といっても紀伊半島を横断するほどの長さ! 移動するだけでも大変。
が、夜明けの山々に大感動。さすがに世界遺産と思える・・。
<つづく>
昭和40年代を思う風景/2005年12月 [第21章 撮影延期篇]
東陽中学の木造校舎。天神崎の夕陽。会津川の排水口。他にも僕の好きな田辺の風景はまだまだある。
その1部を紹介。
上写真は古尾の寺の裏通り。まさに昭和40年代を思い出させる。ある映画関係者は「ここの美術部。いい仕事しているなあ!」と言ったほど。プロでも、この感じは出せない。
稲成の坂道。坂って絵になるんだよなあ。そこにもうドラマがある。
会津川の側にある水路に面した家々。ここにもドラマがある。人が住む町と言う感じがする。ここも僕が好きな風景のひとつ・・。(つづく)
ある美しい町で/2005年12月 [第21章 撮影延期篇]
どうしても市内では見つからないロケ地があるので、近隣の町を訪ねてみた。
ここは凄かった。或る意味で田辺を越える。懐かしさと、美しさとが見事に同居し、それが保たれていた。
田辺では素敵な場所が次々に、壊され建て替えられて行く現実がある。それゆえ、僕は映画を通じて、その大切をよりアピールしたいのだが、この町は古いものを守ろうとしているように思える。
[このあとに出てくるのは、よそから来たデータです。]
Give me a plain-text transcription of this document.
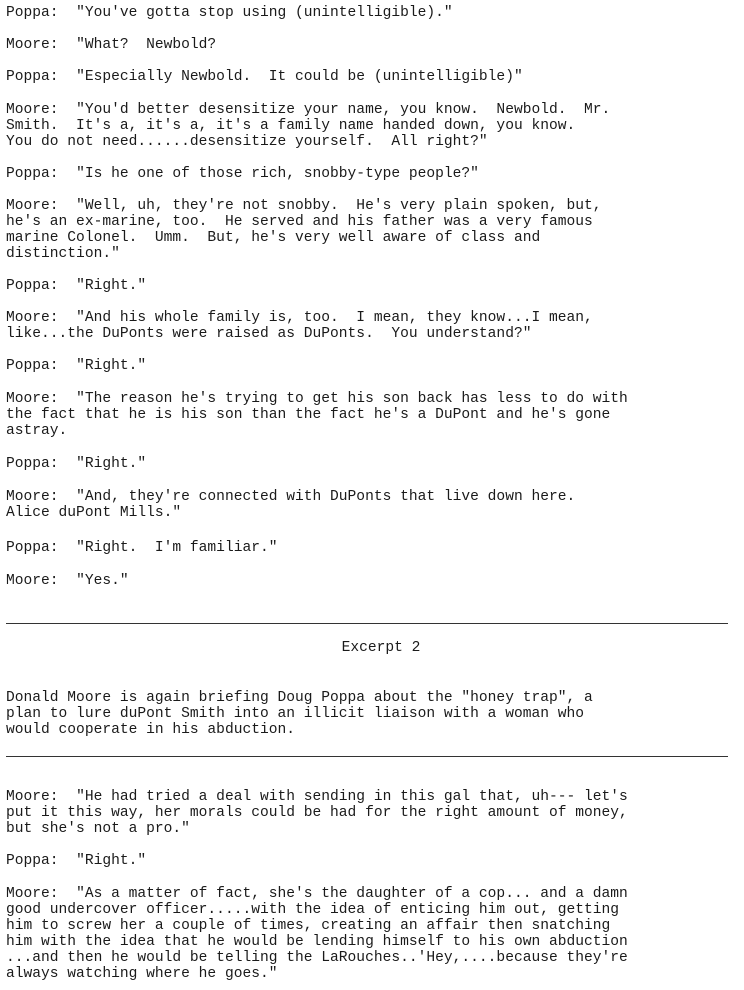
Poppa: "You've gotta stop using (unintelligible)."

Moore: "What?  Newbold?

Poppa: "Especially Newbold.  It could be (unintelligible)"

Moore: "You'd better desensitize your name, you know.  Newbold.  Mr.
Smith.  It's a, it's a, it's a family name handed down, you know.
You do not need......desensitize yourself.  All right?"

Poppa: "Is he one of those rich, snobby-type people?"

Moore: "Well, uh, they're not snobby.  He's very plain spoken, but,
he's an ex-marine, too.  He served and his father was a very famous
marine Colonel.  Umm.  But, he's very well aware of class and
distinction."

Poppa: "Right."

Moore: "And his whole family is, too.  I mean, they know...I mean,
like...the DuPonts were raised as DuPonts.  You understand?"

Poppa: "Right."

Moore: "The reason he's trying to get his son back has less to do with
the fact that he is his son than the fact he's a DuPont and he's gone
astray.

Poppa: "Right."

Moore: "And, they're connected with DuPonts that live down here.
Alice duPont Mills."

Poppa: "Right.  I'm familiar."

Moore: "Yes."

Excerpt 2

Donald Moore is again briefing Doug Poppa about the "honey trap", a
plan to lure duPont Smith into an illicit liaison with a woman who
would cooperate in his abduction.

Moore: "He had tried a deal with sending in this gal that, uh--- let's
put it this way, her morals could be had for the right amount of money,
but she's not a pro."

Poppa: "Right."

Moore: "As a matter of fact, she's the daughter of a cop... and a damn
good undercover officer.....with the idea of enticing him out, getting
him to screw her a couple of times, creating an affair then snatching
him with the idea that he would be lending himself to his own abduction
...and then he would be telling the LaRouches..'Hey,....because they're
always watching where he goes."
町起こしではなく、待ち守りをしているように見える。その美しさ。写真で見てほしい。
<つづく>
死神テストⅤ ゾンビと死神 /2004年12月 [第21章 撮影延期篇]
ゾンビ映画の傑作「DOWN OF THE DEAD」。日本タイトルは「ゾンビ」。あれに登場するゾンビは本当に怖かった。
昨年公開された、そのリメイク版「ドーン・オブ・ザ・デッド」。前作のゾンビはゆっくりと歩いて来るが、新作はスピードがあり走って人間を襲う。
「この方が絶対に怖いだろう!」と思ったが逆だった。ゆっくり来る方がずっと怖い。
頭で考えるのと、実際は違う。「ストロベリーフィールズ」の死神は、どんな動きが怖く、どんなポーズが死神らしいか? そんなことも試してみた。
若旦那にさまざまなポーズを取ってもらい、検討した。